HIRATA, Japan >> Lively versions of beer and karinto, a deep-fried flour and brown sugar snack, both made using habanero and other extremely spicy chiles, hit the shelves at Michi-no-Eki Hirata, a roadside rest area in Hirata, Fukushima prefecture, in January.

Hirata, known for its chile production, touts itself as being the spiciest town in Japan, and its roadside site sells more than 30 items featuring the hottest of peppers.

Its habanero beer is flying off the shelves despite being pricier than other beers. An 11-ounce bottle of Habanero IPA, jointly developed with a brewery in Hiratsuka in Kanagawa prefecture, costs about $6.50. In addition to habaneros, the beer also features ghost peppers and Carolina Reapers, all harvested in Hirata. The peppers are soaked in brewing tanks during the production process, giving the beer a little kick.
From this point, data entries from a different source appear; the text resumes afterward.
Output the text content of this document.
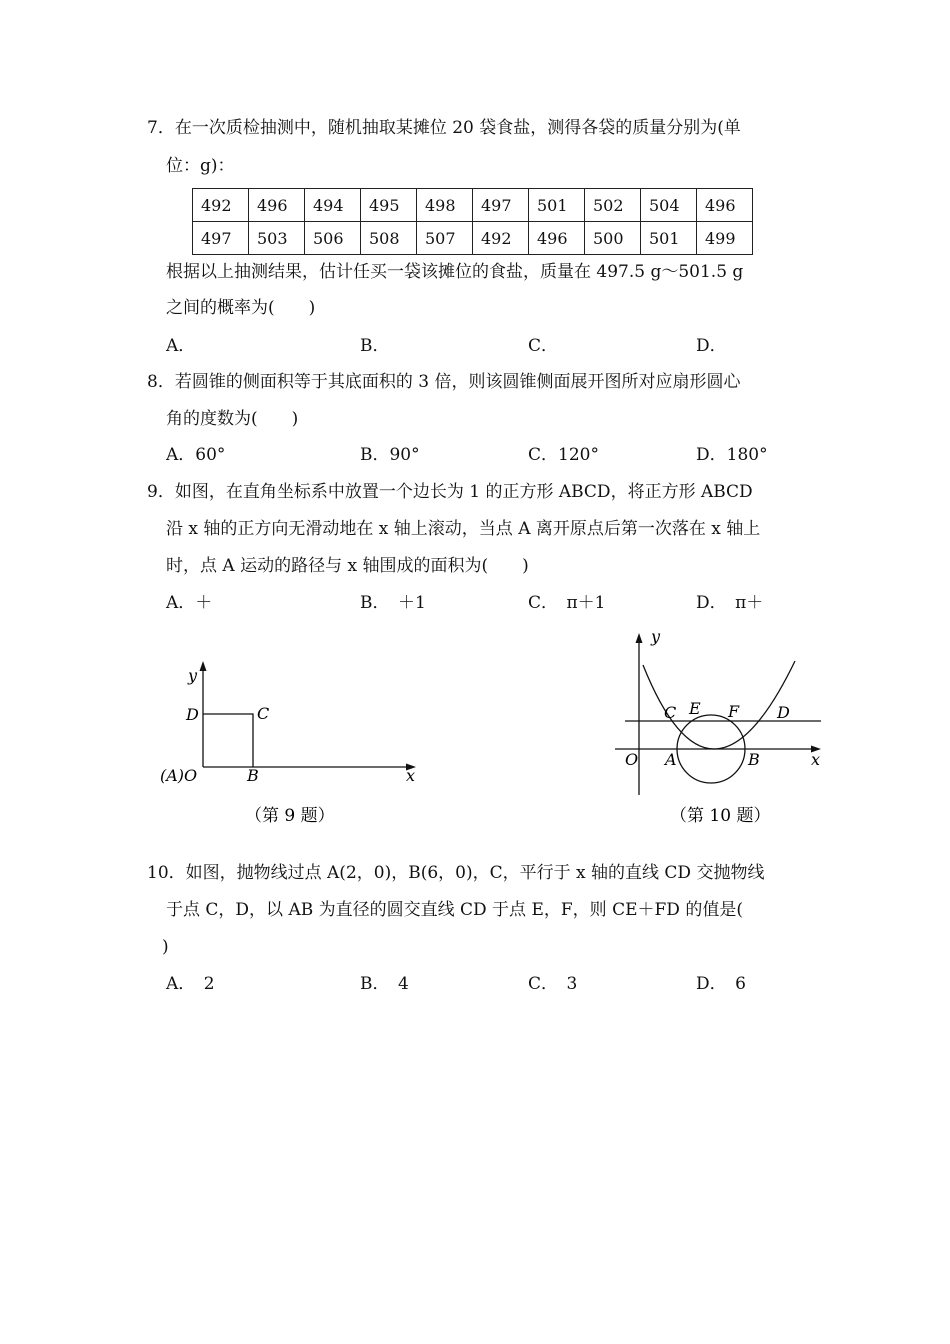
7．在一次质检抽测中，随机抽取某摊位 20 袋食盐，测得各袋的质量分别为(单
位：g)：
492	496	494	495	498	497	501	502	504	496
497	503	506	508	507	492	496	500	501	499
根据以上抽测结果，估计任买一袋该摊位的食盐，质量在 497.5 g～501.5 g
之间的概率为(　　)
A．	B．	C．	D．
8．若圆锥的侧面积等于其底面积的 3 倍，则该圆锥侧面展开图所对应扇形圆心
角的度数为(　　)
A．60°	B．90°	C．120°	D．180°
9．如图，在直角坐标系中放置一个边长为 1 的正方形 ABCD，将正方形 ABCD
沿 x 轴的正方向无滑动地在 x 轴上滚动，当点 A 离开原点后第一次落在 x 轴上
时，点 A 运动的路径与 x 轴围成的面积为(　　)
A．＋	B．　＋1	C．　π＋1	D．　π＋
y
x
D	C
(A)O	B
（第 9 题）
y
x
O A	B
C E F D
（第 10 题）
10．如图，抛物线过点 A(2，0)，B(6，0)，C，平行于 x 轴的直线 CD 交抛物线
于点 C，D，以 AB 为直径的圆交直线 CD 于点 E，F，则 CE＋FD 的值是(
)
A．　2	B．　4	C．　3	D．　6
According to Tetsuya Kono, 63, the head of Michi-no-Eki Hirata, the company originally thought that only beer enthusiasts would buy Habanero IPA, but it has sold far better than expected and has had to be restocked.

The other new item, habanero karinto, which costs about $2.80 for a 2.5-ounce bag, was jointly developed with Nukamo, a confectionery shop in Motomiya in Fukushima prefecture. The snack comes in two flavors — mild and very hot — and is characterized by its perfect balance of the karinto’s sweetness and the habanero’s spiciness.

Over the past decade, the number of chile products sold at the rest area has grown to more than 30, including soft-serve ice cream, curry and potato chips.